07 April 2008

Bachelorhood


117/366 Yucky I
Originally uploaded by csquard

I assume this is what I would look like if I was a bachelor all the time (or I would become a bachelor if I looked like this most of the time). Not that I'm a looker by any stretch of the imagination, but Yuck!

Nothing quite like a post about a recent California judge's ruling that home schooling is illegal if a parent is not a certified teacher to get the juices flowing on a Monday. The case will be reconsidered by California's appeals court.

When we first started going to our church here in the ATL, education discussions would always shift to either the church's school or home schooling whenever we were with other couples. Home schooling was viewed as a matter-of-fact superior option to public education, as was Christian schools. It seemed as the force rankings were Home School, Christian Schools, Private School, and Public Schools.

My wife and I have always been public school folks, each of us coming from public schools in the South (hers surely a better school than ours in my town of 18,000 in Mississippi, although mine was highly rated in the state). Like many arguments, it is easy to have an opinion on the matter until you have children impacted by those choices. Then, the decisions become more real and pressing.

I still come out strongly in favor of public education. The schools are the single most important criteria for our decision to live in this subdivision. I would say the quality of schools is probably 75% of the importance as to where we live, with the nearest other criteria being 10-15% (and I don't even know what that criteria would be).

My wife has two Bachelor of Science degrees (Chemistry from Furman and Chemical Engineering from Georgia Tech), and I'm sure she would be a great teacher to the boys or to other children if it was something she wanted to do. It would seem to be much easier to manipulate the morals and values of our three boys if we home schooled them or had them in a Christian school that shared most of our values. And believe me, it isn't an argument to be taken lightly with so much personal risk confronting our children, much less the academic development relying on their eduction system and capabilities.

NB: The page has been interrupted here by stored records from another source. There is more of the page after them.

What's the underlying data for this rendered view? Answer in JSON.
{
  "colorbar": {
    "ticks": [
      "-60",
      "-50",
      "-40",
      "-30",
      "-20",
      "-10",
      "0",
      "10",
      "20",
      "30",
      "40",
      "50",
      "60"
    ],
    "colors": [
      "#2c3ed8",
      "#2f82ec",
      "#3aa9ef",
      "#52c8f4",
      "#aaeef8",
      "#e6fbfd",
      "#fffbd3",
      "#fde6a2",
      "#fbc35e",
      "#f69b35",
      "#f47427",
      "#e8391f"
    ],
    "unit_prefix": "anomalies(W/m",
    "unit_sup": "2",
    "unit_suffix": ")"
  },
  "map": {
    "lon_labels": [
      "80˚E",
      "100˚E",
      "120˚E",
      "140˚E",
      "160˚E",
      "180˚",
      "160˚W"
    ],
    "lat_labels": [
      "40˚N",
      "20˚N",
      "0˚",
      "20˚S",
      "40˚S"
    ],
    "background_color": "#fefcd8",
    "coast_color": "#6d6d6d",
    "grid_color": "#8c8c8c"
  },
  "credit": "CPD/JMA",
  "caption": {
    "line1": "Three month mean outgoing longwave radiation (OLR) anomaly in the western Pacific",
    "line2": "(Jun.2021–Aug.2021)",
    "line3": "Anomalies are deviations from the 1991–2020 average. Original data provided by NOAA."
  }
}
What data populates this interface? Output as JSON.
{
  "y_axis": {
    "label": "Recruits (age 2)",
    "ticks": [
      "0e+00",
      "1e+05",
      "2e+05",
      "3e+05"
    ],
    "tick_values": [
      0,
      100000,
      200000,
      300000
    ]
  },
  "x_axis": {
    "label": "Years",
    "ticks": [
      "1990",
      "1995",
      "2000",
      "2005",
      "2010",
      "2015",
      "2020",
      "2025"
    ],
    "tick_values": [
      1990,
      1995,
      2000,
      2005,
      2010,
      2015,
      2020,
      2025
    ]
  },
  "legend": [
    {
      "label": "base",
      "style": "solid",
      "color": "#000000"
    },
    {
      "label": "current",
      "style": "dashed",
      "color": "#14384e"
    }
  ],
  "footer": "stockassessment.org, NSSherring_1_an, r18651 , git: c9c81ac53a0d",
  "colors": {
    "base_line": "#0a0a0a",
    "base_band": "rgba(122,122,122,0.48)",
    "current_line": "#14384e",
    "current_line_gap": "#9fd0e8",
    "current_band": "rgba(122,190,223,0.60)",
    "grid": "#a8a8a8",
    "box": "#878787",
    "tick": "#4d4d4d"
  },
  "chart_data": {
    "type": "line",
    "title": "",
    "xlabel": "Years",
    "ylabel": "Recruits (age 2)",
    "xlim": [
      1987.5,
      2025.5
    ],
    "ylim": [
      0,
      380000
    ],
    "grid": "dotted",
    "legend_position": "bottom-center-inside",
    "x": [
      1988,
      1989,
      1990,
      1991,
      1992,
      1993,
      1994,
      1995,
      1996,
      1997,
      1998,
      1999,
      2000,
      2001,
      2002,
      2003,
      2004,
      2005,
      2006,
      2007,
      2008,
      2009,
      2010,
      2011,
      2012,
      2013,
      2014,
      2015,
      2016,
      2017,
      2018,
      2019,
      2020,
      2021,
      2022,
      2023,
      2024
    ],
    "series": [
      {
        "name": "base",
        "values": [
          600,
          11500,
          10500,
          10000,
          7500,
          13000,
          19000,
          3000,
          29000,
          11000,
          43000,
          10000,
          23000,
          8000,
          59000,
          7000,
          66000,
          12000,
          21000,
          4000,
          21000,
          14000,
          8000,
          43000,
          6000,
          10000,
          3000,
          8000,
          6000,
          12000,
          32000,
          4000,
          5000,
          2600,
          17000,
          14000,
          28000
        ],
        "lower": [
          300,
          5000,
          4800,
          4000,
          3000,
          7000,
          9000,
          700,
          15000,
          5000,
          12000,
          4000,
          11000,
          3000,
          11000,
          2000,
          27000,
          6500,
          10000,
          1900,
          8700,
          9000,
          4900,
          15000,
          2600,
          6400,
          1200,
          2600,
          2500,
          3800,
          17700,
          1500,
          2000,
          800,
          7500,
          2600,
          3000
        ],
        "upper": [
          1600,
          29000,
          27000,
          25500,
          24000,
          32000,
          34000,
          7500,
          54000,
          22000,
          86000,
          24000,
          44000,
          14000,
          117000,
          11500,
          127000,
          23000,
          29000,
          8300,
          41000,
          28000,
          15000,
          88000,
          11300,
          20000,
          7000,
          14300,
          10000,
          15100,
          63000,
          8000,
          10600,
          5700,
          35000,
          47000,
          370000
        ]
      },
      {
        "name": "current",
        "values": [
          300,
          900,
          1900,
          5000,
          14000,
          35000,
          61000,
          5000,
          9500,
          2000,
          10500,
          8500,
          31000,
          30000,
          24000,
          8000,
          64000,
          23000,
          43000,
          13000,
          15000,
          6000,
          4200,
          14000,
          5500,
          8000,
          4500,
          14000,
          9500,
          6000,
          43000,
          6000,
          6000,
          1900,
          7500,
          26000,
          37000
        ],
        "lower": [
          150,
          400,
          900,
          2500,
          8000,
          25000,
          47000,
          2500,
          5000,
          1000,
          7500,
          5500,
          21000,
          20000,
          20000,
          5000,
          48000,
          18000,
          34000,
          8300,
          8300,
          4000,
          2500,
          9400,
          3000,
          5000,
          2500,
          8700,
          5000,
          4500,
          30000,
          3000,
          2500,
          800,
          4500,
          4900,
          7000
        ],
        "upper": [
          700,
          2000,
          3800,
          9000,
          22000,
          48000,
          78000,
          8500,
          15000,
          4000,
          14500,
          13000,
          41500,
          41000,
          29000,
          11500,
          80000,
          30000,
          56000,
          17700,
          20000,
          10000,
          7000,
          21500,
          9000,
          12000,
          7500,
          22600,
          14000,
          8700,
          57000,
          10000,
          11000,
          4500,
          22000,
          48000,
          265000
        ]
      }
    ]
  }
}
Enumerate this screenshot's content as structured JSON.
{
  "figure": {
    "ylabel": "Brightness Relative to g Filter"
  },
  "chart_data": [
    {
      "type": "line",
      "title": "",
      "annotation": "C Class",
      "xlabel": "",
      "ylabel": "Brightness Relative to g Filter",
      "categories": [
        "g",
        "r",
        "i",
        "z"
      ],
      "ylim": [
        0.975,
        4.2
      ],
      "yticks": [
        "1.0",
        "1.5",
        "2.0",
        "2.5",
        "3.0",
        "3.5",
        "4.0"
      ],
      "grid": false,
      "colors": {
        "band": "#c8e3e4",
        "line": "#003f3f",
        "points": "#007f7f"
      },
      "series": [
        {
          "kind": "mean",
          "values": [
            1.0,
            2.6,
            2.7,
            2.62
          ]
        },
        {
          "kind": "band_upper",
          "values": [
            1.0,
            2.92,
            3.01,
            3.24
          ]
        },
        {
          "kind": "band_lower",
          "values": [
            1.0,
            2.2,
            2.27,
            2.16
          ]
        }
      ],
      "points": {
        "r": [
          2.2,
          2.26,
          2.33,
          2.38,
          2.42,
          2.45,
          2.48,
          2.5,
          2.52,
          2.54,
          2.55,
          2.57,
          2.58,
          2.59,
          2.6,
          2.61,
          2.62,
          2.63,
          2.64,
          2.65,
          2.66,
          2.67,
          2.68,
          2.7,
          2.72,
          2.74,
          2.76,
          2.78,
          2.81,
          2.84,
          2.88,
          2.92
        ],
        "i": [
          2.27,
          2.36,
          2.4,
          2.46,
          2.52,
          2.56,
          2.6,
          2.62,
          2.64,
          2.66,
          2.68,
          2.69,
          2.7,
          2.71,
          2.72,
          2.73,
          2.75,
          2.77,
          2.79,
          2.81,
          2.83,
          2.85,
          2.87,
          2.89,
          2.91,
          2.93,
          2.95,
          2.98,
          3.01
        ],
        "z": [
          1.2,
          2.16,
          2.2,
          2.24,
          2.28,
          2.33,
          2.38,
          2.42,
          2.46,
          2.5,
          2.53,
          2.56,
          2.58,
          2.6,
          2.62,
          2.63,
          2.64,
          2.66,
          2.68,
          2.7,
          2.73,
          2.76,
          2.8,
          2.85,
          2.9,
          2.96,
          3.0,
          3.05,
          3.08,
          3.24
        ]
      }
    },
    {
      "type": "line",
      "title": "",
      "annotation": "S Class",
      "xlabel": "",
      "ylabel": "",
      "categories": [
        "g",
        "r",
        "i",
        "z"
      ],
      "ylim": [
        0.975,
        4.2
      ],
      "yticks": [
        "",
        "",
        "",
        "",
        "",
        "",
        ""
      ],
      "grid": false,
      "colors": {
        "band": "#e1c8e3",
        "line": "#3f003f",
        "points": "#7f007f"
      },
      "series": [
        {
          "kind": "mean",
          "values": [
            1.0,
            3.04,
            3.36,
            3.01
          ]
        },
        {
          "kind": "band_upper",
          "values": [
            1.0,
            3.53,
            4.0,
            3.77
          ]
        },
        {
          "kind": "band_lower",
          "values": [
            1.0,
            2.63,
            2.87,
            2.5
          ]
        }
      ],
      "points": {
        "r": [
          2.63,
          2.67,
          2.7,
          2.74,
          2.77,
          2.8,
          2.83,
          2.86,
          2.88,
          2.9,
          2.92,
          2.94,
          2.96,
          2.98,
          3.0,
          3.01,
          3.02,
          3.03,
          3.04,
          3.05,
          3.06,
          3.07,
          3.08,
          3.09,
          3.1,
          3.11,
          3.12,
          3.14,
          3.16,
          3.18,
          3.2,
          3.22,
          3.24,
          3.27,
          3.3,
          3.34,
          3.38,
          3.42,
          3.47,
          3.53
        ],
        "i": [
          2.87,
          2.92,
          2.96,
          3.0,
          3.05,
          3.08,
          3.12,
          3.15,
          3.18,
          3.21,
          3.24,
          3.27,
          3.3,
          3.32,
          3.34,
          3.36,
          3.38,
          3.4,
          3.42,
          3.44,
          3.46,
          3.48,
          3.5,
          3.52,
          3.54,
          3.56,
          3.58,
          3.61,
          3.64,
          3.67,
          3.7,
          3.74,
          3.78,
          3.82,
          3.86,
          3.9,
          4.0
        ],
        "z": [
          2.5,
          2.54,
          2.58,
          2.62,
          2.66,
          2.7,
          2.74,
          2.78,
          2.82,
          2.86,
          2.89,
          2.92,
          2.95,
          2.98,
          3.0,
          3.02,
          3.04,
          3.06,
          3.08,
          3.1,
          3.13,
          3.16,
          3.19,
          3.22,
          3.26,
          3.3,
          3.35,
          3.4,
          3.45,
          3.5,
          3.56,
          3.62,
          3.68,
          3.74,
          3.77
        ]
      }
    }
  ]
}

Yet it is precisely for the diverse and challenging environment and students that they go to school with that we've decided to have them in the public school system. We want our boys to grow into men that share our values and excel academically. To that end, I feel that putting them into a big pond with ongoing involvement by my wife primarily (and me to a lesser extent) gives them the best chance to excel.

Of course, I've never really investigated alternatives very seriously, so I may simply be naive. Still, I'm very happy that our boys are in great schools where they are challenged and enjoy themselves.

Thoughts?

3 Comments:

Blogger Standing Around Breathing said...

As someone who graduated a "homeschooler," I have to say that parental involvement is the key, period. My parents basically turned me loose and let me work at my own pace, which meant as fast as I could, doing what I had to to get by. They were not involved in the process beyond grading my papers and getting me a tutor when I needed it(I still hate math). On the other hand, I am not interested in the slightest in homeschooling. Four of my six are in public school and are excelling. One is in Christian private school because it fits our schedule for her and the baby is in daycare. She'll follow into the same private school, but both will end up in public school because we feel that more opportunities exist there, both academically and socially. We are very hands on, involved in whatever activities that come up (requiring alot of gritting of teeth on my part). We are involved in our church as well, so we try to be as rounded as possible.
I hated being homeschool and feel like it contributed to me taking flight at the first possible chance, going off into the deep end. That isn't say that it fails for everyone but I know more kids who have been homeschooled and end up as "wild child" or worse! The end result among a great many of the homeschooling families resembles inbreeding and cults.
Just my thoughts. . .

9:19 PM  
Blogger CC said...

"I have to say that parental involvement is the key, period." 100% agree, and I think this has to supersede most other criteria when it comes to excelling in education. We're fortunate in that my wife is at home and able to be intimately involved in the details of the boys education. We talk frequently about how difficult it must be for the children and parents of dual-income households, as well as single parents.

Thanks for the perspective.

12:13 AM  
Blogger The Wife said...

I'm with you - I think public school is fine as long as you're involved in what they are doing/learning. It is hard to be involved, especially with two people working. . . . and you look much cuter when your wife is around. Just FYI.